Une fracture de jambe après un accident de la route, un genou luxé suite à une chute sur un trampoline, une cheville foulée pendant un footing : les douleurs traumatiques peuvent être intenses. Pourtant, il est possible de les soulager immédiatement, dès l'arrivée du patient aux urgences, par l'infirmière de la zone de tri, sans avoir recours à une perfusion. Ce protocole permet au blessé d'attendre plus sereinement la consultation avec le médecin qui posera le diagnostic, comme l'explique le Dr Fabien Lemoel, urgentiste au CHU de Nice.
Un protocole d'antalgie accéléré
Le choix des médicaments pour traiter une douleur traumatique est réalisé par l'infirmière de tri selon une grille d'évaluation et un protocole précis. L'association de différents traitements permet de soulager très rapidement la douleur avec un premier médicament, en attendant qu'un autre, à l'action plus lente et plus durable, prenne le relais. « Pour une douleur traumatique avec suspicion de fracture de jambe par exemple, illustre le Dr Lemoel, il est possible de donner au patient dès son arrivée aux urgences un flacon de méthoxyflurane. Cet anesthésique agit très rapidement, en quelques minutes, et permet d'aller directement à la radio. On peut l'associer à un comprimé orodispersible (qui fond sous la langue) de morphine à libération immédiate.
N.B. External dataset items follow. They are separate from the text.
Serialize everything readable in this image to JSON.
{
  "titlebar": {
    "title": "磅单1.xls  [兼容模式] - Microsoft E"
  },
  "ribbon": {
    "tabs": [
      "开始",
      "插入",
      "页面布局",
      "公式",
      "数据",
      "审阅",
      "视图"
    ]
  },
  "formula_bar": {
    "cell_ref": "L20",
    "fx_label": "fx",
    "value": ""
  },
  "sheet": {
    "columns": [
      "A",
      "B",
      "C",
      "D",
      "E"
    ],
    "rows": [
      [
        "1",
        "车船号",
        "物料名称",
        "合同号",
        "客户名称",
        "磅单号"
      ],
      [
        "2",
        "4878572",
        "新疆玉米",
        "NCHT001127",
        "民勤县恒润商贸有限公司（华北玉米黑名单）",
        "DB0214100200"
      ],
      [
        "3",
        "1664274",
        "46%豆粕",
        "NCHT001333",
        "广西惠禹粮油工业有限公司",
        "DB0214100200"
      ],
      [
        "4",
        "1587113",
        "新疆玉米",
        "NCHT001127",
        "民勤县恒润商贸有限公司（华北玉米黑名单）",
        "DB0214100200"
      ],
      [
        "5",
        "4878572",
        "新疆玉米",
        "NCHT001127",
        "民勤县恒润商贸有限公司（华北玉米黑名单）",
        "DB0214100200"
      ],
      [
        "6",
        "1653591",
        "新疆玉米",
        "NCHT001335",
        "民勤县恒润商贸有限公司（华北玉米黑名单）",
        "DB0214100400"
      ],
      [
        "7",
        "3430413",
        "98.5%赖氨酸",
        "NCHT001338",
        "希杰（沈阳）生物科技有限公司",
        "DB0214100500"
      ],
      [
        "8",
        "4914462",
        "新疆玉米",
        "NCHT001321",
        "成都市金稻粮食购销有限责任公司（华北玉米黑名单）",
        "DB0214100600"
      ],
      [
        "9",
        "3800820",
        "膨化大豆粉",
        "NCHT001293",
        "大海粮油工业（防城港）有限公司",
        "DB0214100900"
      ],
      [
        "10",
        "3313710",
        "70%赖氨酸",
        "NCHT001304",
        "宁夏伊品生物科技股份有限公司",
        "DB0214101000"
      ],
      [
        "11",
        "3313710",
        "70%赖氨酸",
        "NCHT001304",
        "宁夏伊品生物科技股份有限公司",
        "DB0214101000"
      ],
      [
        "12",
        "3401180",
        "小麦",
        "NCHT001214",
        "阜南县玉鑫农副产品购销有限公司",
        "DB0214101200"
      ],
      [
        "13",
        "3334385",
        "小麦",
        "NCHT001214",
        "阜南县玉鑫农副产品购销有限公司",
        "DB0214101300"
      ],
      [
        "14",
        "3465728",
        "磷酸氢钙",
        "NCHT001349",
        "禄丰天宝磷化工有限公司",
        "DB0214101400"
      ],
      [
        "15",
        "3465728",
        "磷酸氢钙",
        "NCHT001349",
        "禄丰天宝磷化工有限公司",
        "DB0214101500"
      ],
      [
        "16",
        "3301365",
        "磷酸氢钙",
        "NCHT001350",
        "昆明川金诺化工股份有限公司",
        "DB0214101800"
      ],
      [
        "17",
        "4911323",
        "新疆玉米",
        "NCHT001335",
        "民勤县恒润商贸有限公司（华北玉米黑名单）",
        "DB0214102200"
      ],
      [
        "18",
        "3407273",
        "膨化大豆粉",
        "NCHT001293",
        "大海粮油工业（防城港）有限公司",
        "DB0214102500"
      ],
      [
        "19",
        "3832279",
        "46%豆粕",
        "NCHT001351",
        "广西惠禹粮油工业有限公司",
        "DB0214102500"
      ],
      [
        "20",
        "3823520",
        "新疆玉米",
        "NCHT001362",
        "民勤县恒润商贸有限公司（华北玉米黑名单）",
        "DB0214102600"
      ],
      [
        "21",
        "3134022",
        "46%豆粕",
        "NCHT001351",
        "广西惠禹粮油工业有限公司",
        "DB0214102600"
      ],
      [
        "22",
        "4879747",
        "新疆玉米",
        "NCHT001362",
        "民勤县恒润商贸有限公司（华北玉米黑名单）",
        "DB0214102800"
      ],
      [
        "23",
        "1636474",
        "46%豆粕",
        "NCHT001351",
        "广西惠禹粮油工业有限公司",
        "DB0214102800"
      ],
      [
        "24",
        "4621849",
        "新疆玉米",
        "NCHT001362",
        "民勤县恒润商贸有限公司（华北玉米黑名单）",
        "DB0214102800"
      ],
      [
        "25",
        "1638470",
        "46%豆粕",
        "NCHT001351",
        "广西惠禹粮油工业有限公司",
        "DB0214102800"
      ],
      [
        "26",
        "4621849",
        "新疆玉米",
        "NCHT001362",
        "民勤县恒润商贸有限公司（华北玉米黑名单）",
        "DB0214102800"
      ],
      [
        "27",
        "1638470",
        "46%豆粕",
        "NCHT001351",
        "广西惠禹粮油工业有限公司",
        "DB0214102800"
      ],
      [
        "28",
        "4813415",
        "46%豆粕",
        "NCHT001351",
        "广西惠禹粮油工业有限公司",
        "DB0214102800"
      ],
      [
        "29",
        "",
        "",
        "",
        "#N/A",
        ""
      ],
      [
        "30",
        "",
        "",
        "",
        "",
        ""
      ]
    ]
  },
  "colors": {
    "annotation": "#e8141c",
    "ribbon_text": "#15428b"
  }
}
Celle-ci agissant plus lentement, elle fera son plein effet au bout de 30 à 45 minutes, après la réalisation de la radio, lorsque l'urgentiste devra faire le plâtre si la jambe est fracturée. »
Double bénéfice : patient et soignant
Ce protocole présente un double avantage. Pour le patient, il évite un acte douloureux supplémentaire. « Ne pas poser de perfusion, c'est éviter un acte douloureux à une personne qui souffre déjà », souligne le Dr Lemoel. Pour le personnel soignant, c'est un gain de temps : « Les solutions sont faciles et rapides à mettre en œuvre pour l'infirmière de tri. Le patient est soulagé sans acte invasif. Les radios sont réalisées ensuite de façon beaucoup plus confortable pour lui comme pour les manipulateurs qui s'en occupent. »
Alternatives à la perfusion : les techniques disponibles
Plusieurs méthodes permettent à l'infirmière de tri de soulager rapidement le blessé sans perfusion :
- La nébulisation : elle transforme un liquide en aérosol pour inhalation. Chez l'enfant, des protocoles d'analgésie par administration intranasale sont apparus dans les années 2000. « C'est un grand apport car ils sont très efficaces et permettent d'éviter la pose de perfusion, qui est souvent délicate, douloureuse et traumatisante pour eux », précise le Dr Lemoel.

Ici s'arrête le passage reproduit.